Czy możesz wrócić? Proszę, wybacz mi chociaż raz. Nie zmieniaj jeszcze zdania. Daj mi szansę powiedzieć ci coś, co płynie prosto z mojego serca.

#MamNadziejęŻeTwojeSerceSięNieZmieniło

2 167 polubień 109 komentarzy 

 

Yiwaa: Jesteś idiotą, pVnn

Uunun: Powodzenia, mój przyjacielu

Pond pawee: Gorzej niż wcześniej

Bar Sarawut: Przyjdź do mnie, pVnn

 

    Ostatni komentarz, jaki widziałem, był od P'Bara. Nie przewijałem, by czytać dalej, ani nie spojrzałem na inne odpowiedzi. Słowa pełne błagania poruszyły moje serce. Głos i twarz P'Vee wyraźnie pojawiły się przed moimi oczami, gdy tylko przeczytałem jego słowa, chociaż nie wiedziałem, czy są one skierowane do mnie, czy do niej. Ale moje grzeszne serce było stronnicze.
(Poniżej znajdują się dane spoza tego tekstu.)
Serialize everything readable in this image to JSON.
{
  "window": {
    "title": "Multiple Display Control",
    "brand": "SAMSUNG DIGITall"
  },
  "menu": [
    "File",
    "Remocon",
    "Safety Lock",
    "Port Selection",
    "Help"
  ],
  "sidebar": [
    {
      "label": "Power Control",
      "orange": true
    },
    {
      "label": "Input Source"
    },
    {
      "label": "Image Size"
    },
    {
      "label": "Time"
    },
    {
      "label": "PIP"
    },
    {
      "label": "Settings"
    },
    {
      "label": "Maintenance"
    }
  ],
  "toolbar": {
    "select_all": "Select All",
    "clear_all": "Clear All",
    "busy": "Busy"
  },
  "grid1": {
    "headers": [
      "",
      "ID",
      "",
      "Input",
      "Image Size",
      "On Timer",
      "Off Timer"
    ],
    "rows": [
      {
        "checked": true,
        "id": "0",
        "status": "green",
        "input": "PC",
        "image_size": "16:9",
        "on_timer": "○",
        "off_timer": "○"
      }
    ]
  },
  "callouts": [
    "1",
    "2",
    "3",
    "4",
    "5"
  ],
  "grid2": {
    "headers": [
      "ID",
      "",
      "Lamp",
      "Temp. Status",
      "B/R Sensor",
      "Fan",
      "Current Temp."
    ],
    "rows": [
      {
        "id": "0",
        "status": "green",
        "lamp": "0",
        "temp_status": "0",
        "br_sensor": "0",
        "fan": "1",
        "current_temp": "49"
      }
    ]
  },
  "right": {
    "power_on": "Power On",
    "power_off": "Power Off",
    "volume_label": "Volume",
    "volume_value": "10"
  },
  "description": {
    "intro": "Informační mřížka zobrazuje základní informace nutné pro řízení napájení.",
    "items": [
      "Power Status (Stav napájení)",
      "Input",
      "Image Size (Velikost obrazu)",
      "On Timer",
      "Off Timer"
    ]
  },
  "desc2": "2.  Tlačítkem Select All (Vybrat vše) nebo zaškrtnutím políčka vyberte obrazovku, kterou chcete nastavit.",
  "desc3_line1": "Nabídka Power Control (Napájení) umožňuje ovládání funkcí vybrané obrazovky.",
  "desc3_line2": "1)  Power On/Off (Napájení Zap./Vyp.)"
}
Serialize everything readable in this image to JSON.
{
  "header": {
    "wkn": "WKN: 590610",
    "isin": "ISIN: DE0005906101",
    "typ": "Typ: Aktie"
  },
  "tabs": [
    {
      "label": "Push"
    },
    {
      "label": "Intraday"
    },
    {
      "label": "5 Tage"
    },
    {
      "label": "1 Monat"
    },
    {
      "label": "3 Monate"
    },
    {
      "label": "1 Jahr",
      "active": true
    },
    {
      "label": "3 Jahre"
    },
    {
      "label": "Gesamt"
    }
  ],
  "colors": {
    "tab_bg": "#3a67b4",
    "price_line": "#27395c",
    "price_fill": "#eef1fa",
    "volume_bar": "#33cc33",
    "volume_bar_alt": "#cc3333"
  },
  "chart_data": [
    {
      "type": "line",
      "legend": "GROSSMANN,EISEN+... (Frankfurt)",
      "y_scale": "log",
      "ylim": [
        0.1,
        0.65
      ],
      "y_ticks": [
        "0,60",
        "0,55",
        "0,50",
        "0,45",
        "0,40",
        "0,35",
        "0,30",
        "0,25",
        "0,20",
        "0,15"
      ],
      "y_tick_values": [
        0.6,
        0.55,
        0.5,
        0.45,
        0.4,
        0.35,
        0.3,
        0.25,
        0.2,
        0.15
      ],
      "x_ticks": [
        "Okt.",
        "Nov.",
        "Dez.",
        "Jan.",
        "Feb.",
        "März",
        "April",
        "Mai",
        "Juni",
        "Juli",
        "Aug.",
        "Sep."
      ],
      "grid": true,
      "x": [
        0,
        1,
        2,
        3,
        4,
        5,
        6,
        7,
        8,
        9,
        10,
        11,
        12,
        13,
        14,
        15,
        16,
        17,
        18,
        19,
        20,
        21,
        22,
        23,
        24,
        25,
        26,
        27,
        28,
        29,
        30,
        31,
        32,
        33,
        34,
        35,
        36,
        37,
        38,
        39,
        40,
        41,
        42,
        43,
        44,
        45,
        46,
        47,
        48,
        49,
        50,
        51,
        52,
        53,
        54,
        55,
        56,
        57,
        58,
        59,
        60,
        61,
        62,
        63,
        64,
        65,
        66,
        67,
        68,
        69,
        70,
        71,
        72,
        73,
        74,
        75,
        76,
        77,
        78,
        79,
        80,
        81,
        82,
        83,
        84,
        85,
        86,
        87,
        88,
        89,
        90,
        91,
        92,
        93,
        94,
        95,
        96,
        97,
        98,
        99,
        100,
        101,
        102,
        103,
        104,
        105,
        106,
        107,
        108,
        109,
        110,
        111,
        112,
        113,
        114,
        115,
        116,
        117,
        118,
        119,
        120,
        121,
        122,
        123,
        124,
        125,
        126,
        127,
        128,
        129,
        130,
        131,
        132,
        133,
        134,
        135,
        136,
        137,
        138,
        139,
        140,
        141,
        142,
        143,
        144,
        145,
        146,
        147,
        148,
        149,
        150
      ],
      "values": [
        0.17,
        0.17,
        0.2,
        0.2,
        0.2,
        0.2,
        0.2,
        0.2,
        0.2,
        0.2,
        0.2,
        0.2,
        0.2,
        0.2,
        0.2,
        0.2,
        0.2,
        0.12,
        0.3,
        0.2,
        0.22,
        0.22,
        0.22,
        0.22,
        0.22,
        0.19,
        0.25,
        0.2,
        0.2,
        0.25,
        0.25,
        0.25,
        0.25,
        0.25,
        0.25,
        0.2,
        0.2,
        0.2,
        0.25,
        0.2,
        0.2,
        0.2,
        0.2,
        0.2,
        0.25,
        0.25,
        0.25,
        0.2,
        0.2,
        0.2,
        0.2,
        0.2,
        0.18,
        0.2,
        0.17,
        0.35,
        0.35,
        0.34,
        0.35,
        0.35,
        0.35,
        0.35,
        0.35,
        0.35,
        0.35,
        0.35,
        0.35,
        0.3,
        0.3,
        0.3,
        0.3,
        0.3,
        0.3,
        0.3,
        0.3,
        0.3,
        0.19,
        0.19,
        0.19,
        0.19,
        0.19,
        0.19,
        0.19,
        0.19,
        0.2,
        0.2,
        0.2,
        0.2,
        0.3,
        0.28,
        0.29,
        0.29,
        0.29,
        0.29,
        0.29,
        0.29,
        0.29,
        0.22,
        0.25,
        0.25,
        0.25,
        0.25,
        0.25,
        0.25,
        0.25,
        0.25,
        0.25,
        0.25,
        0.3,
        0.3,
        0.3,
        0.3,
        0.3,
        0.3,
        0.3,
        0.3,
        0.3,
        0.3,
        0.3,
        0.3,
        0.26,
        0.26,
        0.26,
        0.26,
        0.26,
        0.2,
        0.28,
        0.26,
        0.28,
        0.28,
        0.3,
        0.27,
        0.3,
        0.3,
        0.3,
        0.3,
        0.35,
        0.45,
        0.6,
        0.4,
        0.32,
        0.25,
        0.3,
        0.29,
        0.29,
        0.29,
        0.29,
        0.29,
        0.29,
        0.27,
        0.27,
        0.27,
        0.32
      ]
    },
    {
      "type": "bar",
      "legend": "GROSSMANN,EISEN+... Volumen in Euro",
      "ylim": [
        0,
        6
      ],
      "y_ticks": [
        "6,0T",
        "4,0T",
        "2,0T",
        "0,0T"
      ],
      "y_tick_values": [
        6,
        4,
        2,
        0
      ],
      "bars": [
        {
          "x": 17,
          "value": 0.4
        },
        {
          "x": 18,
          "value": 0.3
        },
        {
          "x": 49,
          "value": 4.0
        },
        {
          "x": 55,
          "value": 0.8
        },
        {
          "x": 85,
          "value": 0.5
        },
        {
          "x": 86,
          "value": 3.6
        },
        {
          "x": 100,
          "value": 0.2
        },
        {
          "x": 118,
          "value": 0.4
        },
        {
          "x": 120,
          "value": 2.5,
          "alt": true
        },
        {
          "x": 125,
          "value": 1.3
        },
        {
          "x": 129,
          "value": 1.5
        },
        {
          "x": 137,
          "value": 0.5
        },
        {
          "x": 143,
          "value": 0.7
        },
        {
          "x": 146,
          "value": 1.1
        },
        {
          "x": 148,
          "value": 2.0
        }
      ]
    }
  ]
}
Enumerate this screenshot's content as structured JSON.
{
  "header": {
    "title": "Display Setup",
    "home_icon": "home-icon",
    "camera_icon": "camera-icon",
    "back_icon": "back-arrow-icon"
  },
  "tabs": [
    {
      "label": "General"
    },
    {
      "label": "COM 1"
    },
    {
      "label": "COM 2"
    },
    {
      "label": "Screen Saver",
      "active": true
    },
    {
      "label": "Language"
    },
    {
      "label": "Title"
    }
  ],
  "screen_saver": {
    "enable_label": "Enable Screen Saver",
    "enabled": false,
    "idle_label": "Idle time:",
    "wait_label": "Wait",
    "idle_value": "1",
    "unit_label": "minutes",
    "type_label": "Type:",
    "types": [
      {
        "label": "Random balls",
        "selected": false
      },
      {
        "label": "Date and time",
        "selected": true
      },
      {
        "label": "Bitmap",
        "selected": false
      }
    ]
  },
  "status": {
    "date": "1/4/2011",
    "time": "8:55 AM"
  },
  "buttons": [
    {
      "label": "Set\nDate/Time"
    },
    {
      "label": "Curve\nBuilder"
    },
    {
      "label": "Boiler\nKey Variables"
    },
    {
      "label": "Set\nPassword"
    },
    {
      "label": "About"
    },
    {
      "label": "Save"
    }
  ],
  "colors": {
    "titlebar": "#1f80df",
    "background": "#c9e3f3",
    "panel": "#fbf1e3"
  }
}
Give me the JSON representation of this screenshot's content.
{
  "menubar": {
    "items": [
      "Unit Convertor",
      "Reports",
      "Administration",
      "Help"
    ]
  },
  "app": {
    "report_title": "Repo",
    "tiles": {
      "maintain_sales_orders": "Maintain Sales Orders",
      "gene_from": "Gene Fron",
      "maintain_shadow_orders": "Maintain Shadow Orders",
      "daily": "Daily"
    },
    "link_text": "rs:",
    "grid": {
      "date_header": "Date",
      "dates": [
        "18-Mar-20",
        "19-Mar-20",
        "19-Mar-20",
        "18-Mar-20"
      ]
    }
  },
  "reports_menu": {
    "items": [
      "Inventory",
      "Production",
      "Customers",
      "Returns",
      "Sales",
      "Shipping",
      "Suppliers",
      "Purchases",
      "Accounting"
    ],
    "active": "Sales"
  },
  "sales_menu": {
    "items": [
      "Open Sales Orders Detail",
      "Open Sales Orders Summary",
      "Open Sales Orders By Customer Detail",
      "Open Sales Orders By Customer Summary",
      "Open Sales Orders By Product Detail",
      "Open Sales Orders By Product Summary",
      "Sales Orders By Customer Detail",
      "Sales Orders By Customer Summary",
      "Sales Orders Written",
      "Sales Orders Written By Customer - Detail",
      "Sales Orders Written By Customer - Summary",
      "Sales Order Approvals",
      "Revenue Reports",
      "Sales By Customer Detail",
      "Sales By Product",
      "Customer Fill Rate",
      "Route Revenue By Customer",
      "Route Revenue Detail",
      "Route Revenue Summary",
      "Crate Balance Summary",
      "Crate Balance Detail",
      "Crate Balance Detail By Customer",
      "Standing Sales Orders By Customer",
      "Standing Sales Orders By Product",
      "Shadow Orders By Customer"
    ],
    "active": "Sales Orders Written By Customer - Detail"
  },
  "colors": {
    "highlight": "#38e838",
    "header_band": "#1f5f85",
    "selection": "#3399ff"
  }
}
    Miałem tylko nadzieję, że P'Vee również o mnie myśli. Chciałem, żeby spojrzał mi w oczy i pomyślał o moim sercu. Prawdopodobnie było to niemożliwe, ponieważ ta kobieta była teraz dla niego wszystkim. Ta, na którą patrzył, ta, na której wciąż mu zależało i która zawsze była w jego sercu.

    Nawet jeśli P'Vee miał mnie lub wielu innych, którzy chcieli z nim być, zawsze będzie trzymał się Ploy.

    Drrr!

    Spojrzałem na telefon, który przerwał moje rozmyślania. Na wyświetlaczu pojawiło się imię właściciela tego statusu. Moje serce zatrzepotało. Bezwiednie wyciągnąłem prawą dłoń z zamiarem odebrania połączenia, ale nagle głos mamy odbił się echem w mojej głowie.

    „Nie powinieneś był tak bardzo się angażować. Najlepiej byłoby teraz o nim zapomnieć”.

    To takie proste… Po prostu niech telefon dzwoni, a łzy płyną. To wszystko…

    Wyszedłem na balkon, by zapalić. Widok na mój ogród był moim ukojeniem. Zieleń liści pomagała mi uspokoić myśli. Głęboko wciągnąłem powietrze do płuc i je wypuściłem w nadziei, że rozładuję stres i uda mi się sprawić, by wszystko rozwiało się jak biały dym. Spojrzawszy w niebo, jeszcze raz głęboko odetchnąłem.

    Tak trudno było przestać.

    Wyszedłem z pokoju, nie zwracając uwagi na ciągle migający i wibrujący telefon. Z jednej strony chciałem wszystko wyjaśnić, jasno powiedzieć, że to koniec, ale w rzeczywistości brakowało mi odwagi. Mimo że w ten sposób wszystko by się zakończyło i być może ułatwiłoby zerwanie. W głębi serca wiedziałem jednak, że tego nie chcę.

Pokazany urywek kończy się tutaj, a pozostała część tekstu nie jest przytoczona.